Let me dubunk some foreigners read on the Australian market… again.
A few people have sent me this clip from 60 Minutes (might need to login to view), and asked me for my thoughts.
Here, there’s another economist saying that house prices in Australia are “crazy”, and the bubble is about to burst. He reckons house prices are about to collapse 50-80%!
As Jon Giaan uncovered, turns out this report was part of an elaborate sting on the banks. It was a classic case of media manipulation in a “hedge-fund drive-by”.
But as I’m listening to this guy, there were two things that tipped me off to the fact that I was listening to someone who didn’t really get the Australian housing market.
First is the instance of Interest Only Loans. Second is the debt to income ratios.
Let me humbly set chicken-little straight.
On the first point, he says, “40% of new loans are interest only. That means that people are betting that prices will rise. That’s a ponzi-scheme.”
A ponzi shceme, like a pyramid scheme, works by getting the new suckers to pay out the old suckers, until you run out of suckers. And the Australian public are suckers.
With all due respect, get stuffed.
This proposition is built on the idea that most property buyers are stupid and don’t know what they’re doing. That they’re just buying property regardless of the price and the repayment schedule because they believe that prices always rise.
I literally don’t know anyone who thinks like this. Maybe it was true at some point, but I don’t think it is now.
Most property investors I know spend a lot of time thinking about property. In my view, the market as a whole, is sophisticated enough now to know that prices can go both up and down. And this is in the mind of most people.
It also totally misses the attractiveness of interest only loans to most people.
We’re covering old ground here. In August last year ASIC published a review of interest-only loans. Like our economist mate here, they worried that it was just institutionalised gambling.
But in the end they found out that it was nothing like that. The key findings were:
The take home is that I.O loans tend to be held by higher-income earners, with lower LVRs, many of whom hold considerable amounts in off-set accounts, and who are also further ahead in their repayments than other borrowers.
What were you saying about Ponzi scheme?
Interest Only loans, when combined with an offset account, are about flexibility. It’s about giving yourself options. It’s not about taking a ‘punt’ on the market.
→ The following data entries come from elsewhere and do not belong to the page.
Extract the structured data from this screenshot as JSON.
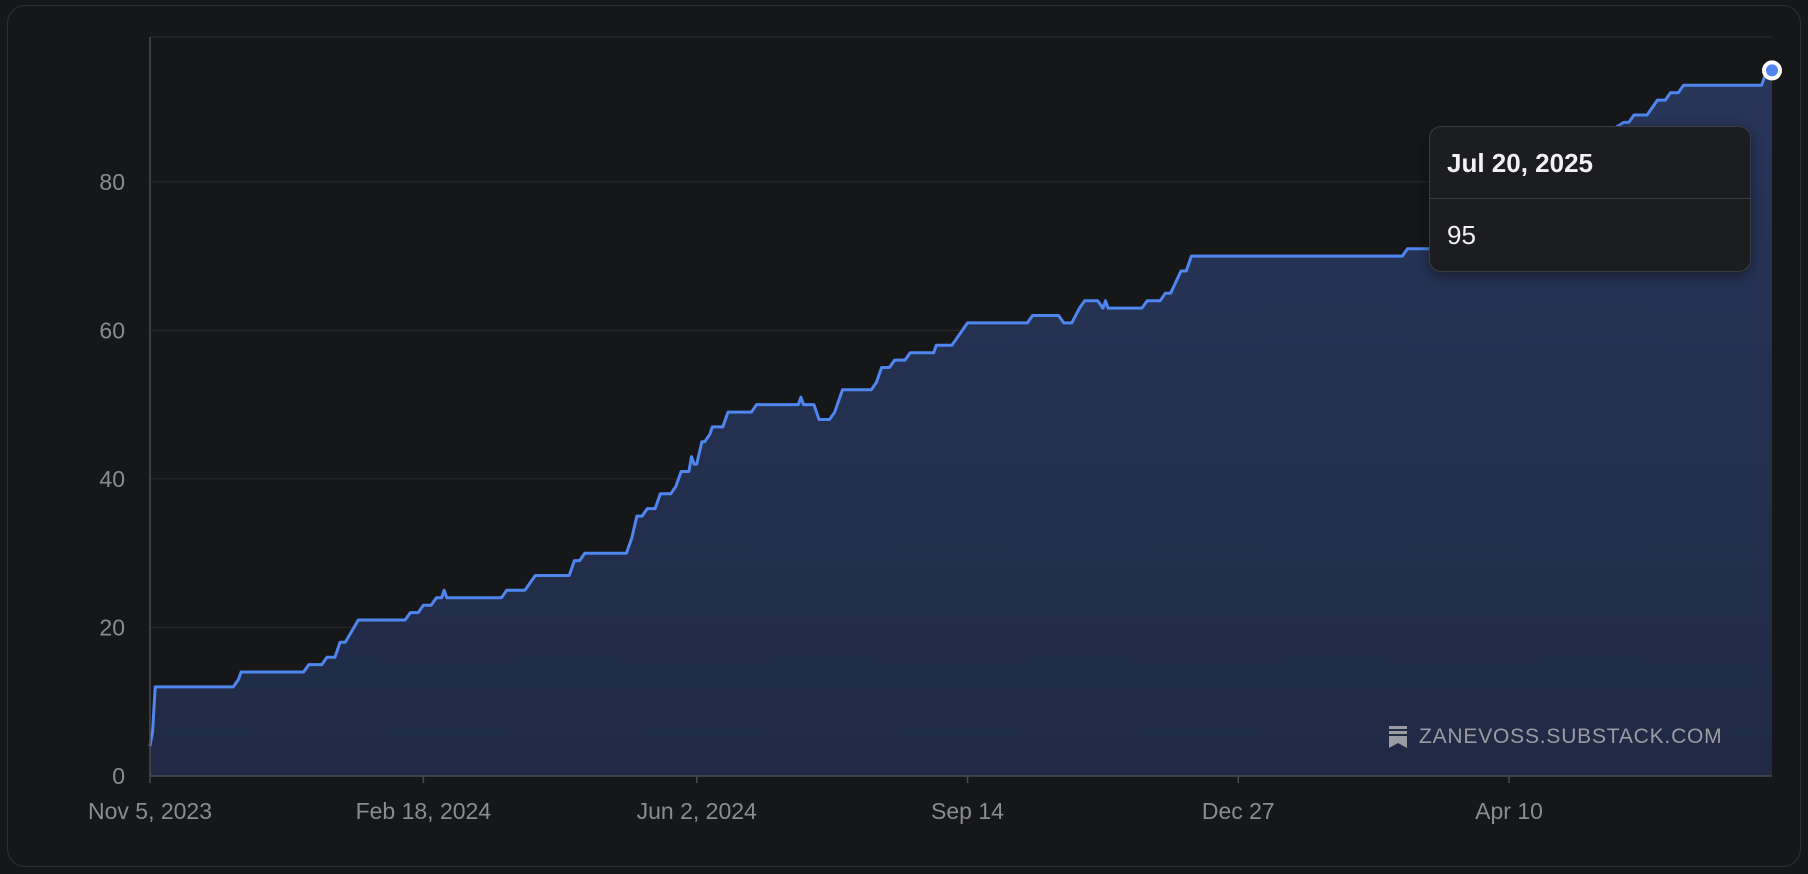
{
  "colors": {
    "line": "#4f86f0",
    "area_top": "#28365a",
    "area_bottom": "#202a44",
    "grid": "#2a2b2e",
    "axis": "#4a4b50",
    "tick_text": "#8a8c91",
    "background": "#161719"
  },
  "tooltip": {
    "date": "Jul 20, 2025",
    "value": "95"
  },
  "watermark": {
    "icon": "substack-logo-icon",
    "text": "ZANEVOSS.SUBSTACK.COM"
  },
  "chart_data": {
    "type": "area",
    "title": "",
    "xlabel": "",
    "ylabel": "",
    "grid": true,
    "ylim": [
      0,
      99.5
    ],
    "xlim": [
      "2023-11-05",
      "2025-07-20"
    ],
    "y_ticks": [
      0,
      20,
      40,
      60,
      80
    ],
    "x_ticks": [
      {
        "date": "2023-11-05",
        "label": "Nov 5, 2023"
      },
      {
        "date": "2024-02-18",
        "label": "Feb 18, 2024"
      },
      {
        "date": "2024-06-02",
        "label": "Jun 2, 2024"
      },
      {
        "date": "2024-09-14",
        "label": "Sep 14"
      },
      {
        "date": "2024-12-27",
        "label": "Dec 27"
      },
      {
        "date": "2025-04-10",
        "label": "Apr 10"
      }
    ],
    "series": [
      {
        "points": [
          [
            "2023-11-05",
            4
          ],
          [
            "2023-11-06",
            6
          ],
          [
            "2023-11-07",
            12
          ],
          [
            "2023-12-07",
            12
          ],
          [
            "2023-12-09",
            13
          ],
          [
            "2023-12-10",
            14
          ],
          [
            "2024-01-03",
            14
          ],
          [
            "2024-01-05",
            15
          ],
          [
            "2024-01-10",
            15
          ],
          [
            "2024-01-12",
            16
          ],
          [
            "2024-01-15",
            16
          ],
          [
            "2024-01-17",
            18
          ],
          [
            "2024-01-19",
            18
          ],
          [
            "2024-01-24",
            21
          ],
          [
            "2024-02-11",
            21
          ],
          [
            "2024-02-13",
            22
          ],
          [
            "2024-02-16",
            22
          ],
          [
            "2024-02-18",
            23
          ],
          [
            "2024-02-21",
            23
          ],
          [
            "2024-02-23",
            24
          ],
          [
            "2024-02-25",
            24
          ],
          [
            "2024-02-26",
            25
          ],
          [
            "2024-02-27",
            24
          ],
          [
            "2024-03-19",
            24
          ],
          [
            "2024-03-21",
            25
          ],
          [
            "2024-03-28",
            25
          ],
          [
            "2024-03-30",
            26
          ],
          [
            "2024-04-01",
            27
          ],
          [
            "2024-04-14",
            27
          ],
          [
            "2024-04-16",
            29
          ],
          [
            "2024-04-18",
            29
          ],
          [
            "2024-04-20",
            30
          ],
          [
            "2024-05-06",
            30
          ],
          [
            "2024-05-08",
            32
          ],
          [
            "2024-05-10",
            35
          ],
          [
            "2024-05-12",
            35
          ],
          [
            "2024-05-14",
            36
          ],
          [
            "2024-05-17",
            36
          ],
          [
            "2024-05-19",
            38
          ],
          [
            "2024-05-23",
            38
          ],
          [
            "2024-05-25",
            39
          ],
          [
            "2024-05-27",
            41
          ],
          [
            "2024-05-30",
            41
          ],
          [
            "2024-05-31",
            43
          ],
          [
            "2024-06-01",
            42
          ],
          [
            "2024-06-02",
            42
          ],
          [
            "2024-06-04",
            45
          ],
          [
            "2024-06-05",
            45
          ],
          [
            "2024-06-07",
            46
          ],
          [
            "2024-06-08",
            47
          ],
          [
            "2024-06-12",
            47
          ],
          [
            "2024-06-14",
            49
          ],
          [
            "2024-06-23",
            49
          ],
          [
            "2024-06-25",
            50
          ],
          [
            "2024-07-11",
            50
          ],
          [
            "2024-07-12",
            51
          ],
          [
            "2024-07-13",
            50
          ],
          [
            "2024-07-17",
            50
          ],
          [
            "2024-07-19",
            48
          ],
          [
            "2024-07-23",
            48
          ],
          [
            "2024-07-25",
            49
          ],
          [
            "2024-07-26",
            50
          ],
          [
            "2024-07-28",
            52
          ],
          [
            "2024-08-08",
            52
          ],
          [
            "2024-08-10",
            53
          ],
          [
            "2024-08-12",
            55
          ],
          [
            "2024-08-15",
            55
          ],
          [
            "2024-08-17",
            56
          ],
          [
            "2024-08-21",
            56
          ],
          [
            "2024-08-23",
            57
          ],
          [
            "2024-09-01",
            57
          ],
          [
            "2024-09-02",
            58
          ],
          [
            "2024-09-08",
            58
          ],
          [
            "2024-09-10",
            59
          ],
          [
            "2024-09-12",
            60
          ],
          [
            "2024-09-14",
            61
          ],
          [
            "2024-10-07",
            61
          ],
          [
            "2024-10-09",
            62
          ],
          [
            "2024-10-19",
            62
          ],
          [
            "2024-10-21",
            61
          ],
          [
            "2024-10-24",
            61
          ],
          [
            "2024-10-27",
            63
          ],
          [
            "2024-10-29",
            64
          ],
          [
            "2024-11-03",
            64
          ],
          [
            "2024-11-05",
            63
          ],
          [
            "2024-11-06",
            64
          ],
          [
            "2024-11-07",
            63
          ],
          [
            "2024-11-20",
            63
          ],
          [
            "2024-11-22",
            64
          ],
          [
            "2024-11-27",
            64
          ],
          [
            "2024-11-29",
            65
          ],
          [
            "2024-12-01",
            65
          ],
          [
            "2024-12-05",
            68
          ],
          [
            "2024-12-07",
            68
          ],
          [
            "2024-12-09",
            70
          ],
          [
            "2025-02-28",
            70
          ],
          [
            "2025-03-02",
            71
          ],
          [
            "2025-03-08",
            71
          ],
          [
            "2025-03-12",
            71
          ],
          [
            "2025-03-20",
            73
          ],
          [
            "2025-04-01",
            76
          ],
          [
            "2025-04-10",
            79
          ],
          [
            "2025-04-25",
            82
          ],
          [
            "2025-05-15",
            86
          ],
          [
            "2025-05-24",
            88
          ],
          [
            "2025-05-26",
            88
          ],
          [
            "2025-05-28",
            89
          ],
          [
            "2025-06-02",
            89
          ],
          [
            "2025-06-04",
            90
          ],
          [
            "2025-06-06",
            91
          ],
          [
            "2025-06-09",
            91
          ],
          [
            "2025-06-11",
            92
          ],
          [
            "2025-06-14",
            92
          ],
          [
            "2025-06-16",
            93
          ],
          [
            "2025-07-16",
            93
          ],
          [
            "2025-07-18",
            95
          ],
          [
            "2025-07-20",
            95
          ]
        ]
      }
    ],
    "highlight": {
      "date": "2025-07-20",
      "value": 95
    }
  }
}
Maybe they’re not so prevalent in other countries, but our mate here seems to have no idea how they work.
If ASIC’s not worried, I’m not worried.
The second point is about our debt to income levels. The argument here, and you hear this one a lot, is that because our mortgage debt relative to income is so much higher than it used to be, house prices are over-valued, ergo bubble, ergo end of the world.
Again, this totally misses the point. It’s like he’s got no idea how the mortgage market works.
Income is part of the equation, but only part of it. But to connect income with house prices we need to factor it up by our leverage. Almost no one buys a house out of income. Everyone uses leverage.
And so to understand whether prices are unreasonable, we need to look at both income and leverage together.
There hasn’t been a lot of work on this. But Bank of America Merrill Lynch crunched some numbers, and what they found was that if you index the median Australian house price in 1985 by the growth in disposable incomes and the change in borrowing capacity flowing from declining mortgage rates (holding loan-to-value ratios constant), current house prices look slightly cheap.
Not ‘crazy’ expensive. Slightly cheap.
This bloke’s ‘analysis’ conveniently ignores the steady decline in interest rates and the continual opening of new credit channels that we’ve seen over the past few decades.
If you ignore all that, of course prices look expensive. But you can’t ignore it. It’s a fact of the market.
It’s not hard to tell a story that Australian house prices are expensive. A lot of the ratios that work well in other countries will tell that story.
But the reality is they don’t work here because they don’t reflect the way the mortgage market here actually works.
But hey, don’t let the facts get in the way of a good story.
Anyone else getting tired of these doomsday scenarios?
What’s your view of where the market is right now… and where it’s going to be in 24 months?